Folha de S.Paulo

OPINIÃO Cancelar serviço sob demanda beira fanatismo religioso

- TONY GOES

Segunda série de ficção produzida pela Netflix no Brasil, “O Mecanismo” é, como não se cansa de explicar seu criador, o diretor José Padilha (“Tropa de Elite”), uma ficção baseada na Lava Jato.

Antes de cada episódio, há um aviso de que personagen­s e situações foram alterados para efeito dramático. Mas não é difícil identifica­r a maioria das figuras a quem o roteiro se refere. Lula se tornou Higino e Dilma, Janete. Soa exagerado mudar Petrobras para Petrobrasi­l.

Padilha também está cansando de repetir que “O Mecanismo” não é sobre um único partido, mas, como o próprio título indica, sobre o mecanismo de corrupção que percorre toda a sociedade brasileira (e não só a política). Quem assistir à primeira temporada até o final vai se fartar de ouvir isso.

Mas bastou o ex-presidente Higino aparecer como, no mínimo, conivente com o mecanismo para a esquerda da internet se ouriçar toda.

O crítico Pablo Villaça, do site da revista Carta Capital (alinhada ao PT), declarou que não só que cancelou sua assinatura da Netflix, como também baniu as produções do serviço em sua coluna.

Vários outros internauta­s foram às redes pregar contra a Netflix, insuflados por sites de esquerda. Provavelme­nte, dará tão certo quanto o boicote ao filme “Polícia Federal - A Lei É para Todos”, a maior bilheteria do cinema nacional no ano passado.

É preciso ser muito fanático por Lula para achar que “O Mecanismo” é um crime de lesa-majestade.
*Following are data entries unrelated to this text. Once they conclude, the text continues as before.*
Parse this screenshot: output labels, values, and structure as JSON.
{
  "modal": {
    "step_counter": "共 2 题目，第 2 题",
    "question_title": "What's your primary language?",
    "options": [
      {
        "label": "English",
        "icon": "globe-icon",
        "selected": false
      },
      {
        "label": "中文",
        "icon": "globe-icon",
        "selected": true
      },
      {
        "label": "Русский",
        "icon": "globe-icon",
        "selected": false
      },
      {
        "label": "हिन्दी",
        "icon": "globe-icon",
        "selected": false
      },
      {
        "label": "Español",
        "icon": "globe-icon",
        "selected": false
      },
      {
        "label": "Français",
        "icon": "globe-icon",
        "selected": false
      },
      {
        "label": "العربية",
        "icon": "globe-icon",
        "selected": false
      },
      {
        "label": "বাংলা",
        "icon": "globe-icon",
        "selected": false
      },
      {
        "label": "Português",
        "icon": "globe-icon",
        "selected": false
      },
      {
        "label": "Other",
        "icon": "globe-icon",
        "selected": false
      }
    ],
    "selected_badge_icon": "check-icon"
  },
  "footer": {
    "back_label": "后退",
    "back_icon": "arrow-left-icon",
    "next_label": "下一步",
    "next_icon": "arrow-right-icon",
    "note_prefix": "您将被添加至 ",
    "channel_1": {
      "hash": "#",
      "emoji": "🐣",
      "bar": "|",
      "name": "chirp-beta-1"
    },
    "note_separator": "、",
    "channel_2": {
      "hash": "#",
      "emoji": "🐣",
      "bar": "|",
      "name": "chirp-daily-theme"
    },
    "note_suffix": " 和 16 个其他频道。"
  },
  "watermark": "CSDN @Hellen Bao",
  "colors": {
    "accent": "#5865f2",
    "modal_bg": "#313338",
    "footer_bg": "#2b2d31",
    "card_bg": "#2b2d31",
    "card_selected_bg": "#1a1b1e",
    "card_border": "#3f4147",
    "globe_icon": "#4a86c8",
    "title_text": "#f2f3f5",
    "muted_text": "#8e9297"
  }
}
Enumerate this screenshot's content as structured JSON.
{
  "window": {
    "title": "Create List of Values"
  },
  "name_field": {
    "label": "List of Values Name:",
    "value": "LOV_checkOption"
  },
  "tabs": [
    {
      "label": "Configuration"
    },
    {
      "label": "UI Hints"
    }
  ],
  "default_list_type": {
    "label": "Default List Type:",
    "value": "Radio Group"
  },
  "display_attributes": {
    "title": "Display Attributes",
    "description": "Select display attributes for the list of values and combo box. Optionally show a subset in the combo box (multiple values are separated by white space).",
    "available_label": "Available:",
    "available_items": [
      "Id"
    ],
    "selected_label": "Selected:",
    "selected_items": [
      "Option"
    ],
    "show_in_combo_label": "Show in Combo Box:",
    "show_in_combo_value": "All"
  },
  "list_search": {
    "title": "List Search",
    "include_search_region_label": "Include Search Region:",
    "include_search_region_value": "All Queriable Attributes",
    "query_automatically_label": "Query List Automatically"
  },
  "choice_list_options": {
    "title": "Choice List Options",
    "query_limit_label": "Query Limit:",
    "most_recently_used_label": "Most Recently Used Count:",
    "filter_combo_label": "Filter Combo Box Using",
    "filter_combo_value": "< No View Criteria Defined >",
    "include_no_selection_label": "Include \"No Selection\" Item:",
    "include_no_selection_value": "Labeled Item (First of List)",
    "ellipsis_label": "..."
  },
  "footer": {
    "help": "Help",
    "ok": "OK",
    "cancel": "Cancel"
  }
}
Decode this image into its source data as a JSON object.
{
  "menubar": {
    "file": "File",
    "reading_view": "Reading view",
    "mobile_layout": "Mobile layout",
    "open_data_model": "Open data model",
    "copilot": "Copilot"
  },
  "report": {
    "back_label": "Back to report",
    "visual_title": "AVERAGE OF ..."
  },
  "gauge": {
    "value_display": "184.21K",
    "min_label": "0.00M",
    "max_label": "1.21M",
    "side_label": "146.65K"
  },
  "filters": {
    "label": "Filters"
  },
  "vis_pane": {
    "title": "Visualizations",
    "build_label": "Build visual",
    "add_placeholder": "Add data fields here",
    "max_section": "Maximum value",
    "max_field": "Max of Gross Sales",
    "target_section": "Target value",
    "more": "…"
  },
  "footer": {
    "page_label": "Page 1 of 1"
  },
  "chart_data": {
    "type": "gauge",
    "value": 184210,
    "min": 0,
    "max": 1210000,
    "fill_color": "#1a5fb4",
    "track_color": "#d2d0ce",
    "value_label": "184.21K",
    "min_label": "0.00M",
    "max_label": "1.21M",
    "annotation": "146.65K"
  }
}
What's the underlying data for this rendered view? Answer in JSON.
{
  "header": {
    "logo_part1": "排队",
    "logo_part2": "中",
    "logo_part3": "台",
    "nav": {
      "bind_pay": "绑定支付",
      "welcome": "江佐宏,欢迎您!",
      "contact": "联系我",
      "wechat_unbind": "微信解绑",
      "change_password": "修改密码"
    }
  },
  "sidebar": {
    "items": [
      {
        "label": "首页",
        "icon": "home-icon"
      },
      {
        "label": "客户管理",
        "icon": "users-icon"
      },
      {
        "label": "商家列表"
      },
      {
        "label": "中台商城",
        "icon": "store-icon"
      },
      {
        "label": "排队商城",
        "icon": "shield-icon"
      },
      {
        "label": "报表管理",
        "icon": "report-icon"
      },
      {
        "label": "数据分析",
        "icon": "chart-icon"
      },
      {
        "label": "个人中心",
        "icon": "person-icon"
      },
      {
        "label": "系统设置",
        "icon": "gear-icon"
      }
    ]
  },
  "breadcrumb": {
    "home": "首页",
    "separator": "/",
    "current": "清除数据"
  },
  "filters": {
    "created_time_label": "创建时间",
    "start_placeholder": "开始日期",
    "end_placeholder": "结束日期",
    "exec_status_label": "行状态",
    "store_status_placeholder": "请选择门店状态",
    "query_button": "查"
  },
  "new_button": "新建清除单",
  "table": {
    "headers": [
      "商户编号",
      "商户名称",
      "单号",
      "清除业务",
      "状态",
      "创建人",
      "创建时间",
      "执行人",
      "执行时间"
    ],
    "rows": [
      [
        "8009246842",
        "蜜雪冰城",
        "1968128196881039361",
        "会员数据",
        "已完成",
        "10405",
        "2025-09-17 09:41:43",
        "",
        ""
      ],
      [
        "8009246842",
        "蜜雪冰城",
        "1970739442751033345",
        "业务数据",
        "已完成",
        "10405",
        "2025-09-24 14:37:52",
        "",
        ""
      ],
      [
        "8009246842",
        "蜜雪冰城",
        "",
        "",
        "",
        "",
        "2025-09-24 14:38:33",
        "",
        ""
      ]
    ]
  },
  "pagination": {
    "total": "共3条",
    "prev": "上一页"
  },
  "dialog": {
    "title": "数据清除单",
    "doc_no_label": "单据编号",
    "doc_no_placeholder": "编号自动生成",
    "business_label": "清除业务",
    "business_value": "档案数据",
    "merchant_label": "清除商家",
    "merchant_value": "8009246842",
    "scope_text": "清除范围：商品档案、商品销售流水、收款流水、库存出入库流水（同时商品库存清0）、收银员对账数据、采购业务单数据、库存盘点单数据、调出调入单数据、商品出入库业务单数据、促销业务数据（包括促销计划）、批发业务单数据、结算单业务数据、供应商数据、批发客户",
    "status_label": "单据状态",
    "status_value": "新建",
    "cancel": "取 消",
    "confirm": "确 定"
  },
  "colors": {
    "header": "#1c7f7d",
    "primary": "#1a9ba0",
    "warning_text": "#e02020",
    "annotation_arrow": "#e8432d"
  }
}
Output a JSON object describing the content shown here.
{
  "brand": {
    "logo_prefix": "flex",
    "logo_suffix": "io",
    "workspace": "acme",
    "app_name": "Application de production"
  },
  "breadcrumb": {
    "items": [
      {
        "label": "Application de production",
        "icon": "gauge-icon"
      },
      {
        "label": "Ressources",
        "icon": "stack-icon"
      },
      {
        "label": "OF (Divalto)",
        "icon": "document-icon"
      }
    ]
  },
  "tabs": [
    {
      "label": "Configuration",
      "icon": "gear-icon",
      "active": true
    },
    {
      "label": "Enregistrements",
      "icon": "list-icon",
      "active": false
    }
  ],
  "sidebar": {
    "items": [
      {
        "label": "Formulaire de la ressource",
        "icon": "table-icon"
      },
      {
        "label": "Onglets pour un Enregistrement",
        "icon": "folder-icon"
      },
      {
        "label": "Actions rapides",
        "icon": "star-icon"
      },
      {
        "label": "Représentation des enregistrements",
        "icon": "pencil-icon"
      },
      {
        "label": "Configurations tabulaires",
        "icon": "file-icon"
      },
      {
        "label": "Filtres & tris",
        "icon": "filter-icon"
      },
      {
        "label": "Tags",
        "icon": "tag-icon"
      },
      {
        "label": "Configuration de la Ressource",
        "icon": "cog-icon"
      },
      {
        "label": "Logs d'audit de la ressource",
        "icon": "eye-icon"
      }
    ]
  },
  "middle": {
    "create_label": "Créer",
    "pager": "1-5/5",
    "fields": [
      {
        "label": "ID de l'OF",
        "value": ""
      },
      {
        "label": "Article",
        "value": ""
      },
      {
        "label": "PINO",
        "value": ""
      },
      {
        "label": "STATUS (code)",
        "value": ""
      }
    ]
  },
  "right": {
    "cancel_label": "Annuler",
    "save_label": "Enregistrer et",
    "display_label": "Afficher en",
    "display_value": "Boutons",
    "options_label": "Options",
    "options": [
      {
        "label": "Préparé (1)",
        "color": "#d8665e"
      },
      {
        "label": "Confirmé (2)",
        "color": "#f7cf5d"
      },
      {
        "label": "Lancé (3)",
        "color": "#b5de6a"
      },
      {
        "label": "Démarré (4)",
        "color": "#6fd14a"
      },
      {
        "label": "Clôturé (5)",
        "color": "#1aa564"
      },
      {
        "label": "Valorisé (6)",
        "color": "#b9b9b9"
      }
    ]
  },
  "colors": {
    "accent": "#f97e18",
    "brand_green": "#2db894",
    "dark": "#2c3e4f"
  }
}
A série pega até mais pesado com “Lúcio Lemes” (ou do tucano Aécio Neves), chamando-o de bandido com todas as letras.

“O Mecanismo” não é perfeito. Há excesso de locuções em off, e Selton Mello descamba às vezes para o estilo Selton-genérico, de fala mansa e quase ininteligí­vel.

Colocar a expressão “estancar essa sangria” na boca do Lula ficcional gerou um ruído desnecessá­rio. Uma “fake fiction”, contribuiç­ão do ex-prefeito Fernando Haddad (PT) ao vocabulári­o.

Mas achar que a Netflix esteja atentando contra o Brasil é paranoia sem fundamento. Ela produz para diversos gostos e tendências: há filmes de pregação evangélica e séries moderninha­s como “Dear White People”.

Ficar sem uma plataforma do tipo é se afastar um pouco do que milhões de pessoas pelo mundo estão vendo e comentando. Mas não será a primeira vez (e nem a última) em que setores de esquerda preferem se desconecta­r da realidade.